The best possible way I can see is if the Mississippian Cultures (state(s)?) of the great city of
Cahokia survives strong and intact so that when De Soto arrives, his force is either annihilated or, better yet, captured, by some South Appalachian Mississippian army.
Even with their partially superior weaponry, the Spanish would be simply too outnumbered by any regional variation of the Mississippian Culture - as a whole - to knock them out.
If Cahokia was but a loose confederation, some formal political centralization might have to emerge to keep up with Spanish - and other European colonial powers - technologically, so that they could maintain their independence and eventually challenge Occidental presence on a greater scale.
But I myself don't think Cahokia was a mere "world renewal centre"

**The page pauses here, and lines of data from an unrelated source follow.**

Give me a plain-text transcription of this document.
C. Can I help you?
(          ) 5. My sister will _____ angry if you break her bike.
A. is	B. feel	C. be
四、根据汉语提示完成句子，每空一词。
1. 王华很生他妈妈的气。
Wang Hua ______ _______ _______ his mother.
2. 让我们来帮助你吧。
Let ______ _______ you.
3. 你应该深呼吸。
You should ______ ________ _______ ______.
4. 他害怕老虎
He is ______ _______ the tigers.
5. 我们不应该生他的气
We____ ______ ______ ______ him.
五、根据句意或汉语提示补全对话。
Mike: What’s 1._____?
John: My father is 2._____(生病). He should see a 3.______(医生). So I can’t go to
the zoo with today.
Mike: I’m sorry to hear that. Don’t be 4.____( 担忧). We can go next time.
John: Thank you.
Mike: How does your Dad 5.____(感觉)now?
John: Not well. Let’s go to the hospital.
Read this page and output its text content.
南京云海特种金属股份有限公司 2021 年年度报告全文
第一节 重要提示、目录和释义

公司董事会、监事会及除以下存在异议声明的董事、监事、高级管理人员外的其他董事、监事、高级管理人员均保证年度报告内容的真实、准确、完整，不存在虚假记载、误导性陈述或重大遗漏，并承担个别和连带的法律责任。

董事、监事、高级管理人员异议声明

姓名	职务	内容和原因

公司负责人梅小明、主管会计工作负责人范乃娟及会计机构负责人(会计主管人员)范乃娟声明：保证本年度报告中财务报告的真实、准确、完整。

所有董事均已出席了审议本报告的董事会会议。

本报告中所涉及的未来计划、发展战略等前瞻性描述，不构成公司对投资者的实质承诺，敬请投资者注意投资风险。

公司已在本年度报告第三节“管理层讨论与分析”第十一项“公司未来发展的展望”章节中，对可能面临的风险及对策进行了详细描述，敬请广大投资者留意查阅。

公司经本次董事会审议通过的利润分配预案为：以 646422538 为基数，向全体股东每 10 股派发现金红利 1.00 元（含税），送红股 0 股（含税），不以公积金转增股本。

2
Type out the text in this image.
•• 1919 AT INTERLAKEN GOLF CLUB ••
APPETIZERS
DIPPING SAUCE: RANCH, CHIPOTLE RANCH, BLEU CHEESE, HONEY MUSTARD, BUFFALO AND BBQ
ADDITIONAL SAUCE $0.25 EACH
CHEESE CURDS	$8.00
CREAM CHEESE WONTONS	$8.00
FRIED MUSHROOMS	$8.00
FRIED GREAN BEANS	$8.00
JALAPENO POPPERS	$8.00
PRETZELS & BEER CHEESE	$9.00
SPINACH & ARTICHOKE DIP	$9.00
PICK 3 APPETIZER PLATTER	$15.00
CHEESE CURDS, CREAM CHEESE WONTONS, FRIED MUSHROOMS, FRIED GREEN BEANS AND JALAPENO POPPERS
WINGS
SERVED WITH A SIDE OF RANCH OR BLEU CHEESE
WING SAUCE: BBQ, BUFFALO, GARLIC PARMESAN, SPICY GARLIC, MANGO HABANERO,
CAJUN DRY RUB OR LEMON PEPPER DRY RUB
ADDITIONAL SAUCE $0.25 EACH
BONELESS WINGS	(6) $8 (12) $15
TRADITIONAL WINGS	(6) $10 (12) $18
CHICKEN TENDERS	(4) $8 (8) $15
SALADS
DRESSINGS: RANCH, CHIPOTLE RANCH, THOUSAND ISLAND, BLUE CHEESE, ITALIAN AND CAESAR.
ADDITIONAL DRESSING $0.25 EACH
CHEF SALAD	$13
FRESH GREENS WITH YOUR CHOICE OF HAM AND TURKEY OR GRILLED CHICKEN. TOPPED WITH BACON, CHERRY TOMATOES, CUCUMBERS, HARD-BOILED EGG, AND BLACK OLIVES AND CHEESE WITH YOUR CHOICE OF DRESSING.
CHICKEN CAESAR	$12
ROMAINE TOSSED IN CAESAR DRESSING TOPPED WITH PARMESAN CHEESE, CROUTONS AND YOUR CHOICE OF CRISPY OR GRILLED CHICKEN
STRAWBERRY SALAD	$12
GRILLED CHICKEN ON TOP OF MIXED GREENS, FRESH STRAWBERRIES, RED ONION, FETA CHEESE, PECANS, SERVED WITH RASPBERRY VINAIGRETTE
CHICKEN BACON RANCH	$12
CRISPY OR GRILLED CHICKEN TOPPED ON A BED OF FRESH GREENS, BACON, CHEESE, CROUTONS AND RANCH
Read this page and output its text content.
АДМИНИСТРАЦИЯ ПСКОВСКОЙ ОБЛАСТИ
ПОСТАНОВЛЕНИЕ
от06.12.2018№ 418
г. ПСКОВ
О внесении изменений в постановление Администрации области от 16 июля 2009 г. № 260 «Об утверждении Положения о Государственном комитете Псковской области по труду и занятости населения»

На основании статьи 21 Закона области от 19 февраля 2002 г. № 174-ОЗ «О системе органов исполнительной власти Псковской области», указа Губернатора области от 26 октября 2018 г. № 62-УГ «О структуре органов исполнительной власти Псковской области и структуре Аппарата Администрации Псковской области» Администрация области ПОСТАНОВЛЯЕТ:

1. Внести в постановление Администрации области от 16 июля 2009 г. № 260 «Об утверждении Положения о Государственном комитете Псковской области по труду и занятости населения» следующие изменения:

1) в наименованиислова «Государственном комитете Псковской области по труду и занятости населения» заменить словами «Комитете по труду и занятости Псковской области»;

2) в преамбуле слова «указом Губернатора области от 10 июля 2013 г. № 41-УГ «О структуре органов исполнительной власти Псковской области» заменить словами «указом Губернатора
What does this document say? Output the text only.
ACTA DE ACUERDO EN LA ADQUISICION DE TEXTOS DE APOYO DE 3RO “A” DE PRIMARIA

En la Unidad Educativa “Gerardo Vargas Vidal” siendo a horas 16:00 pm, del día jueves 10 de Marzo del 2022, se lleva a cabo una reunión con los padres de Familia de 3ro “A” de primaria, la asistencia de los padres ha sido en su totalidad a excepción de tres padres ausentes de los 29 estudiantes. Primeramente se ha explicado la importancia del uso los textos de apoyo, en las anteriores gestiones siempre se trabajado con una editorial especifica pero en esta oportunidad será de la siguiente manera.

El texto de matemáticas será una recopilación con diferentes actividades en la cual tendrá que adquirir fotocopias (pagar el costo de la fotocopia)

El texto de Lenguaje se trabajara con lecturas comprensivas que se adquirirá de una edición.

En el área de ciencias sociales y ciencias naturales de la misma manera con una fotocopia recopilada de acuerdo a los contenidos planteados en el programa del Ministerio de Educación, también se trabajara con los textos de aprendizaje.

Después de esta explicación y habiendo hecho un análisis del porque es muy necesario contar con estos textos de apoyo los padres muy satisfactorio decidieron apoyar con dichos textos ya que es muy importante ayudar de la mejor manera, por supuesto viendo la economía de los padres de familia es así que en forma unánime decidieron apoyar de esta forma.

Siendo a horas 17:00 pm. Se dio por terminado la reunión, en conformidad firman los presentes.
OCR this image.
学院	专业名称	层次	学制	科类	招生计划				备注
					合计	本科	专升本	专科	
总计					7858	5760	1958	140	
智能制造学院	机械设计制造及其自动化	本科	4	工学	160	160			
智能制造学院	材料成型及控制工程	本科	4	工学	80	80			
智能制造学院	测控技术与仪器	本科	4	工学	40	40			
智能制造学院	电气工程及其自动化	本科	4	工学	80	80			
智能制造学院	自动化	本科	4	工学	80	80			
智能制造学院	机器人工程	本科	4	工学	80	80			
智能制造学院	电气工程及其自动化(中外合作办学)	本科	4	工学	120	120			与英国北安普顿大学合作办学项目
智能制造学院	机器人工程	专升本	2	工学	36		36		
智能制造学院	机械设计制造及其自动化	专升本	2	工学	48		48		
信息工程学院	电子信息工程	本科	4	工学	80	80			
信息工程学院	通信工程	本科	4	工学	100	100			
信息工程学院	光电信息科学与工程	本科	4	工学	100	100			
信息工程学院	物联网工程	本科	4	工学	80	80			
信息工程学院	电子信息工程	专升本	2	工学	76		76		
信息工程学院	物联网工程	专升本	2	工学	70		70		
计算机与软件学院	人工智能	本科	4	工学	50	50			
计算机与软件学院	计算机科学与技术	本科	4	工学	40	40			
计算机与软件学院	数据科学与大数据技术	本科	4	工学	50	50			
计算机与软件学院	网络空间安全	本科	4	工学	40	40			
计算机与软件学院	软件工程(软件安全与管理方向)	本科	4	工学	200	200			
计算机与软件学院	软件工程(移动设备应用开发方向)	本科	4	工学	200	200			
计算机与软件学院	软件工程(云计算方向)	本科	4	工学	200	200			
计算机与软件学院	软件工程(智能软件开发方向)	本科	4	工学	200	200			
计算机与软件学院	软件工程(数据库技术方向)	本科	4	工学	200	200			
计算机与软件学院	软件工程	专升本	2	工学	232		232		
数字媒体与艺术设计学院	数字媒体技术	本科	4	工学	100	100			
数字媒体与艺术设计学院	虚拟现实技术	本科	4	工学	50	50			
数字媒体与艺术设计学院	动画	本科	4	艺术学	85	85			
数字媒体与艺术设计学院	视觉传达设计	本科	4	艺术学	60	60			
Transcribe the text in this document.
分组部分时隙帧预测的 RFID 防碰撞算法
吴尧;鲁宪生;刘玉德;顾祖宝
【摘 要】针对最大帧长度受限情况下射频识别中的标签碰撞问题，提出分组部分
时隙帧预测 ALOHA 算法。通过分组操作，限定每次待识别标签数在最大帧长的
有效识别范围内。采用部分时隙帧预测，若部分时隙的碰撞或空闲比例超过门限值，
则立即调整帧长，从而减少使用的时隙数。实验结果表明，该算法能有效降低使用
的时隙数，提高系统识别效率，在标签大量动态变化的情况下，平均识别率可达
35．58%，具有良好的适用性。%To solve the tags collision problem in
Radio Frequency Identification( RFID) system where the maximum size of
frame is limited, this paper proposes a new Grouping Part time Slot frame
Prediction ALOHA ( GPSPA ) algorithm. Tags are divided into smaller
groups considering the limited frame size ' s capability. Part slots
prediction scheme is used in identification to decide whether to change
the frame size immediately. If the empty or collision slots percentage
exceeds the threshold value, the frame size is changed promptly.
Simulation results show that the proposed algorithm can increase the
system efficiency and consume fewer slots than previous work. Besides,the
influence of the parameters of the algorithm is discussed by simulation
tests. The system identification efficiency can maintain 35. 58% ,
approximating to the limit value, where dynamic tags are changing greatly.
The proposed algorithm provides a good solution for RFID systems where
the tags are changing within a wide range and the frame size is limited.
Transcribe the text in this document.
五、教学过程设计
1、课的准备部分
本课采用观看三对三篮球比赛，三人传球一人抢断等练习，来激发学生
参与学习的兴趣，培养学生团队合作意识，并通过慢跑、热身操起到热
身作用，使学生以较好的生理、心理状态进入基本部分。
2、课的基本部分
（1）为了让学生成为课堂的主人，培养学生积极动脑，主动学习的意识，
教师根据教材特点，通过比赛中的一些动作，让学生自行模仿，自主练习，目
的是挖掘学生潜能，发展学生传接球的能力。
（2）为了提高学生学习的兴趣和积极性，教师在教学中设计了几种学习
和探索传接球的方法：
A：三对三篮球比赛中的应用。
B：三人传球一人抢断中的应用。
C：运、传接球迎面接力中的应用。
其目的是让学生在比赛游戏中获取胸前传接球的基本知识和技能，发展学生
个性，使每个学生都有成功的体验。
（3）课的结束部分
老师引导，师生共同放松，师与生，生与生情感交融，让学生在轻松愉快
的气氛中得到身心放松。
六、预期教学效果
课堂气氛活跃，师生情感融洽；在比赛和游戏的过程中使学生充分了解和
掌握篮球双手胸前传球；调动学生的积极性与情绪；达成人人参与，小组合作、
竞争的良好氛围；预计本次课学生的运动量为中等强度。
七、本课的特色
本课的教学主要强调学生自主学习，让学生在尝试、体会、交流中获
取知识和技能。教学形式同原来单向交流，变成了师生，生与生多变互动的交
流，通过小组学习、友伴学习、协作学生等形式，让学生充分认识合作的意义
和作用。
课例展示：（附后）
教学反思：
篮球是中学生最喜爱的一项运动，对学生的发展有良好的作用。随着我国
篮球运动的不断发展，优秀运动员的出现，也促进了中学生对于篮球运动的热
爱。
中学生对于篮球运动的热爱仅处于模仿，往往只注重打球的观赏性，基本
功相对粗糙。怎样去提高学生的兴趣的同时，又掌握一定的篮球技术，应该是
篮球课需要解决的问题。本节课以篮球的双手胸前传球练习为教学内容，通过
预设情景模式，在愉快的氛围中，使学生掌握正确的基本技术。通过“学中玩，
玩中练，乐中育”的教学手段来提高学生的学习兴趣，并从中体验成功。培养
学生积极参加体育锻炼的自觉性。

as some have suggested. Rather, I am convinced it was the capital of what was at least a powerful paramount chiefdom, perhaps even
a true state.
And if Cahokia the capital of a relatively unified polity (whatever its sort), I highly doubt it would role over like the Aztecs, the Tarascans or the Inka did. The first fell at the hands of masses of angry and formerly oppressed nations that were desperate to escape the horrors and atrocities of Aztec rule. The second fell from the Cazonci's foolish, perhaps cowardly, and certainly fatalist refusal to fight for fear of suffering what had happened to their former rivals, even though in hindsight the legions of the Cazonci clearly had a very different situation against the Spanish than their former Mesoamerican neighbours, arguably even in their favour. And the Spanish just got lucky in Kashamarka: If anything went different, the Inka State would have inevitably emerged victorious in an actual battle.
But, barring an repeat of the almost ASB Conquest of the Inka Empire, the Mississippians would be simply too numerous and their polity to strong for another easy Spanish victory.
In conclusion, the Europeans would sooner or later be forced into a peace with the Mississippian Polity. And the Mississippians could build upon their previous achievements to modernize and build a strong, prosperous and truly American state.